Book review: Mastering lambdas

cover.jpg Mastering lambdas is the second book I’ve read about lambda. The first one, that i’ll use for comparison, was « Java 8 in action » (which is about Java 8 in general, not only lambdas).

This one is written in the same precise style as the very good (and relatively little known) « Java generics and collections », of which Naftalin is a co-author. Some of the content (exception management, performance considerations,…) can’t be found anywhere else. On the other hand J8IA is not as well written, but it covers one important technique that « Mastering lambdas » doesn’t (using CompletableFutures with Streams).
Overall it’s a great book. Also because it’s so concise, it’s not too thick and can be read in a few days.
This review is based on the printed version, not the Kindle edition (that i didn’t try).

CHAPTER 1: Taking Java to the Next Level

The book begins with the now usual explanation of how in a multi-core context, going from external to internal iteration lets the java runtime utilize new « degrees of freedom », particularly to enable parallelism.

A structured explanation of the main programming model changes

From anonymous inner classes to lambdas: All that can logically be inferred by the compiler is introduced step by step
From collections to streams: The old model of chaining transformations by creating a new Collection at every step is bad from performance (creating a lot of intermediary objects), and also pollutes the code with boilerplate. The solution is to use unix-like pipes and filters, which are lazy and compose into pipelines better than classes.
From sequential to parallel: Parallelism is explicit, but unobstrusive, using just parallelStream().
Lazyness: The intermediate operations don’t pull any data from the pipeline’s source. Work is only done when it can’t be delayed anymore, which is at the pipeline’s terminal operation.

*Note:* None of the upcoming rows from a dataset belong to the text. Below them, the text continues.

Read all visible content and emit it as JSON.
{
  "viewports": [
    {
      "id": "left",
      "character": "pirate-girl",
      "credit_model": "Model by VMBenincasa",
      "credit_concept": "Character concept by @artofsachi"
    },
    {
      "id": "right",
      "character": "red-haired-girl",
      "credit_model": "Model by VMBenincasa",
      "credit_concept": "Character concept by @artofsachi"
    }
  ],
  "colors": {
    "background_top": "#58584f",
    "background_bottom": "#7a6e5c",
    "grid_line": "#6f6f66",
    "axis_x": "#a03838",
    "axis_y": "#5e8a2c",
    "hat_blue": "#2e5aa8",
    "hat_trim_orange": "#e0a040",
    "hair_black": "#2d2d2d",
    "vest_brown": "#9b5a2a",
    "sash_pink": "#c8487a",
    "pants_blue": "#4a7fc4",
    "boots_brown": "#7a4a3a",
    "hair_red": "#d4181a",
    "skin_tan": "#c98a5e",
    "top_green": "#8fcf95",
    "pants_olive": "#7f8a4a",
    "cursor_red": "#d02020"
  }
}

CHAPTER 2:The Basics of Java Lambda Expressions

The grammar of lambdas

This chapter goes in more detail into the grammar of lambdas. The compiler’s inference engine is well explained, which makes lambdas feel less magical than in the usual presentations. The part on the different kinds of method handles is much better than what I read so far (i didn’t get the difference between instance bound and instance unbound references before).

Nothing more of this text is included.